Loomi Connect MCP applies rate limits and caches responses to protect service stability. This page covers performance considerations, how limits and cache behave, and what your client should do.

Performance

Dashboard-level APIs: Tools call the same APIs that power the Bloomreach UI, not dedicated backend endpoints. Responses can be slower or less consistent than a production API.
Analytics latency: Ad-hoc analytics computations can take 10 to 30 seconds on large datasets.
Cross-project calls: Cross-project overview tools make one API call per project and can be slow on organizations with many projects.

Rate limits

Rate limits prevent burst traffic from overwhelming downstream systems.

A single request can be subject to multiple limits. All applicable limits must pass before the tool runs.

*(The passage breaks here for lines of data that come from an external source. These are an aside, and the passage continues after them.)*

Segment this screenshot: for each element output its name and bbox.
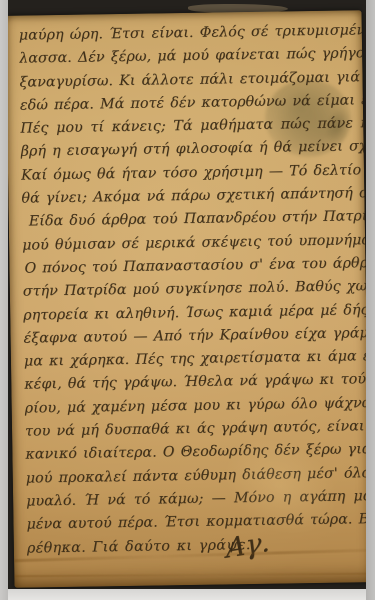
paper-crease xyxy=(14,573,370,577)
letter-paper: μαύρη ώρη. Έτσι είναι. Φελός σέ τρικυμισ… xyxy=(6,10,371,588)
scan-edge-right xyxy=(366,0,375,600)
signature-flourish: Αγ. xyxy=(226,527,270,565)
scan-edge-bottom xyxy=(0,589,375,600)
scanned-letter-photo: μαύρη ώρη. Έτσι είναι. Φελός σέ τρικυμισ… xyxy=(0,0,375,600)
scan-edge-left xyxy=(0,0,8,600)
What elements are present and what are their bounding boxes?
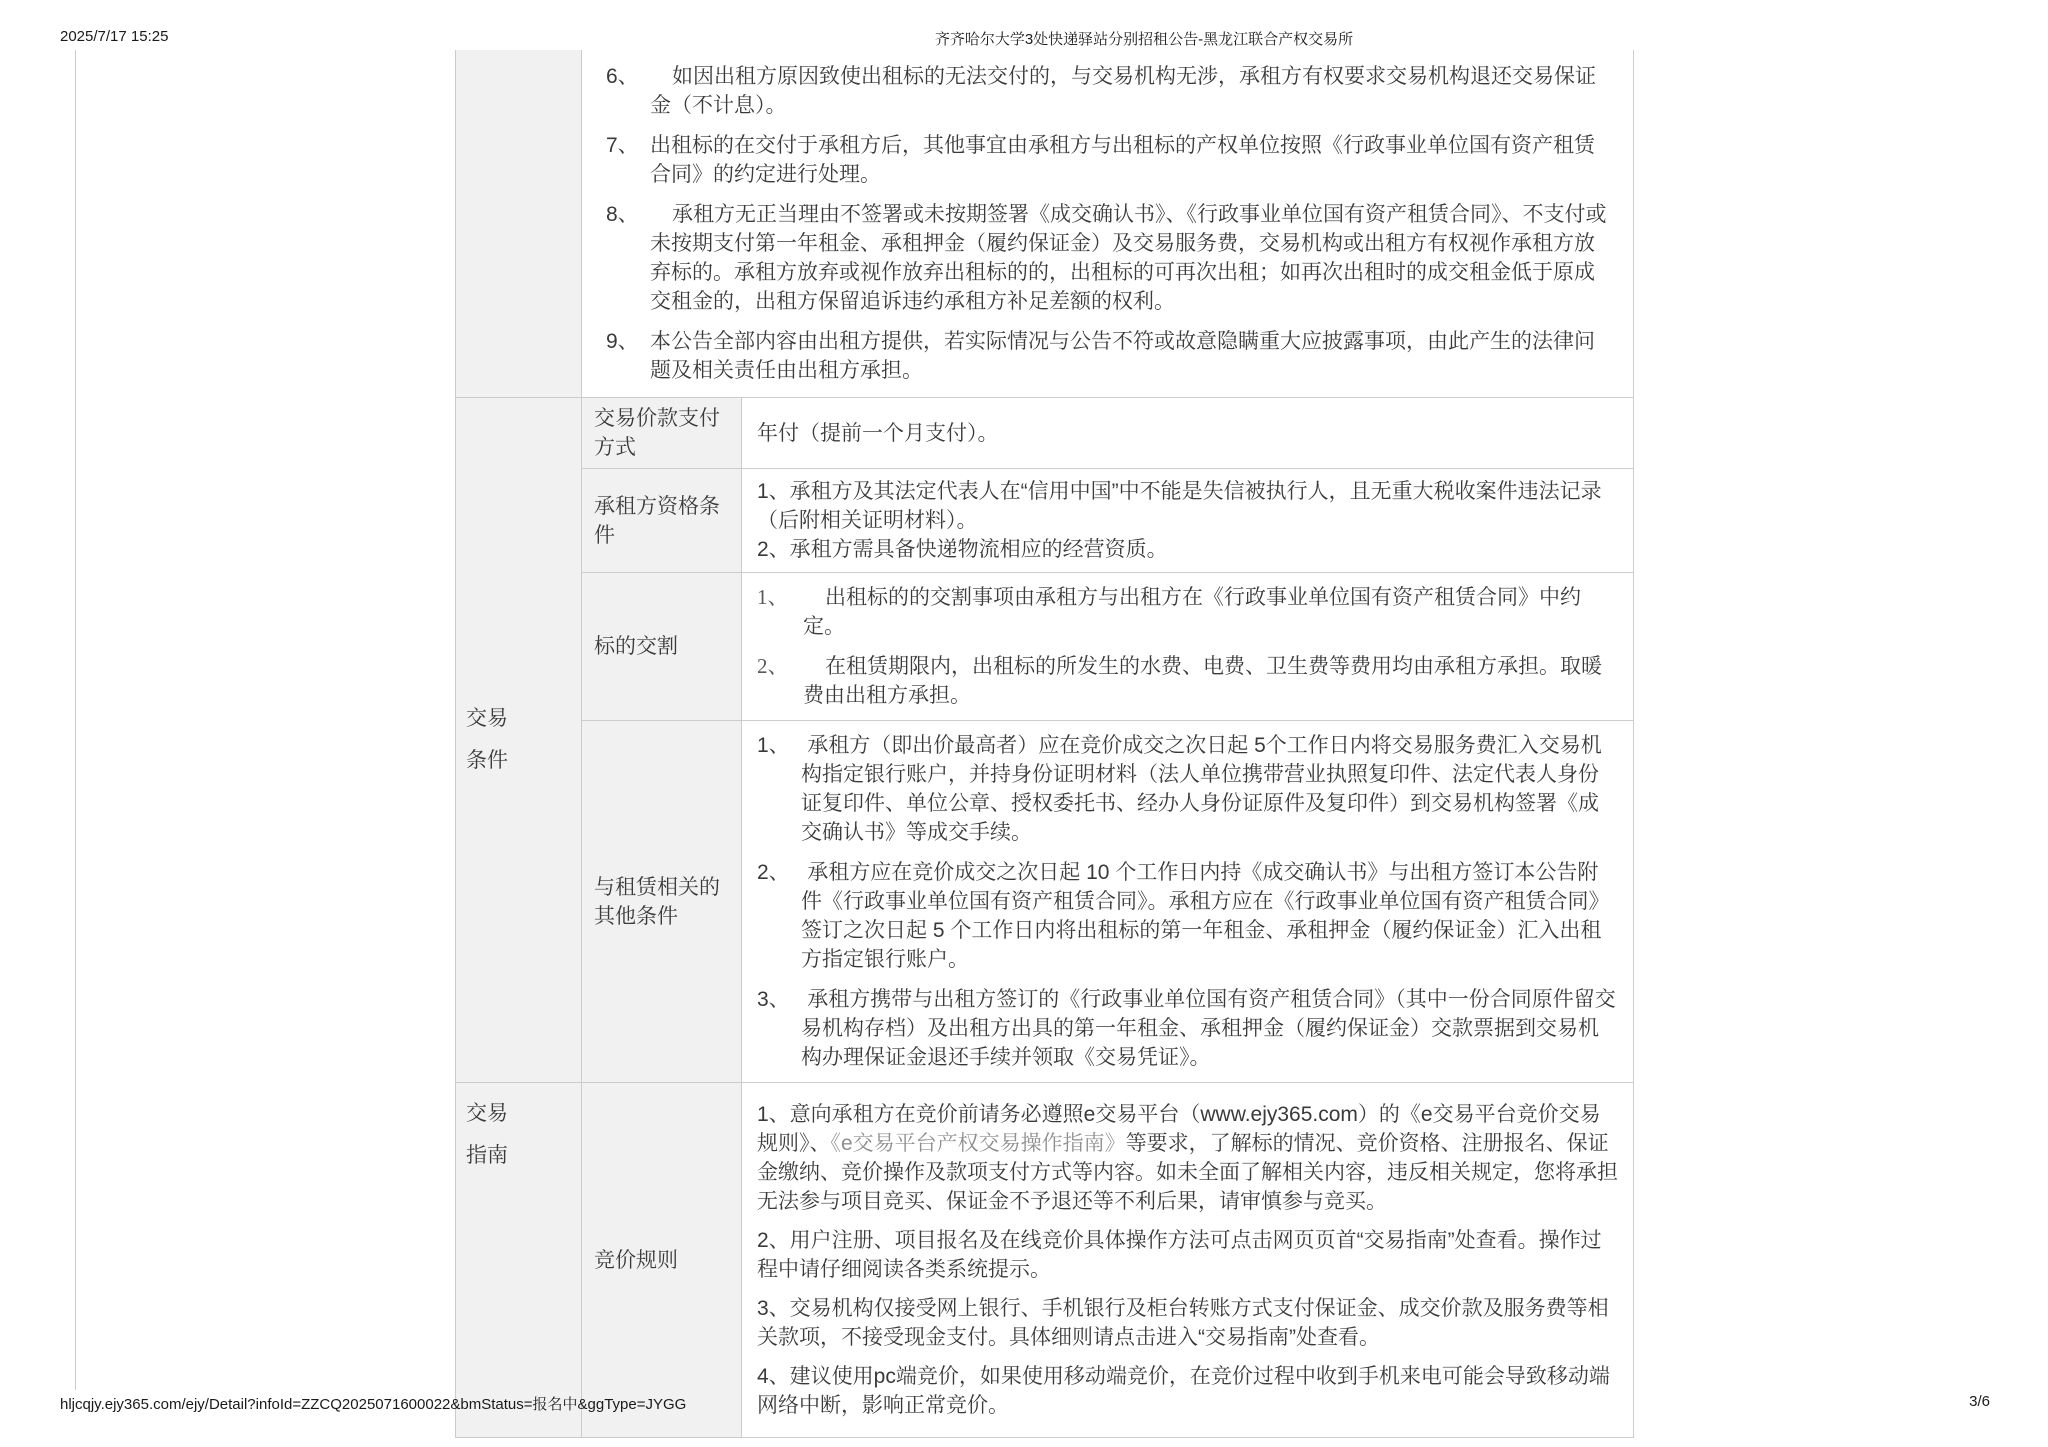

If a request exceeds a limit, the MCP returns an error with retry guidance. Back off and retry once the suggested wait time has passed.

⚠️
Warning
The server returns the following error message in response if a tool call is rate limited:
Too many requests: rate limit reached for key '<key>' (<limit>). Retry after ~<N> second(s).

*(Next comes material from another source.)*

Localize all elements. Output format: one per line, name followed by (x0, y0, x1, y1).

Downstream project APIs impose their own limits as well. Handle throttling errors even after a request passes MCP-level checks.

Handle rate limit errors

Apply retry and backoff logic in your client. Exponential backoff is a common pattern.

Caching

Loomi Connect MCP caches responses to reduce load on the Engagement API and improve latency. Expect some reads to come from cache. If your workflow depends on near-real-time data, account for a short delay between when a change is written and when it becomes visible in MCP reads.

Cache lifetimes

Cache lifetimes vary by resource type:

Resources that change frequently are cached for only a few seconds.
More stable metadata caches for longer.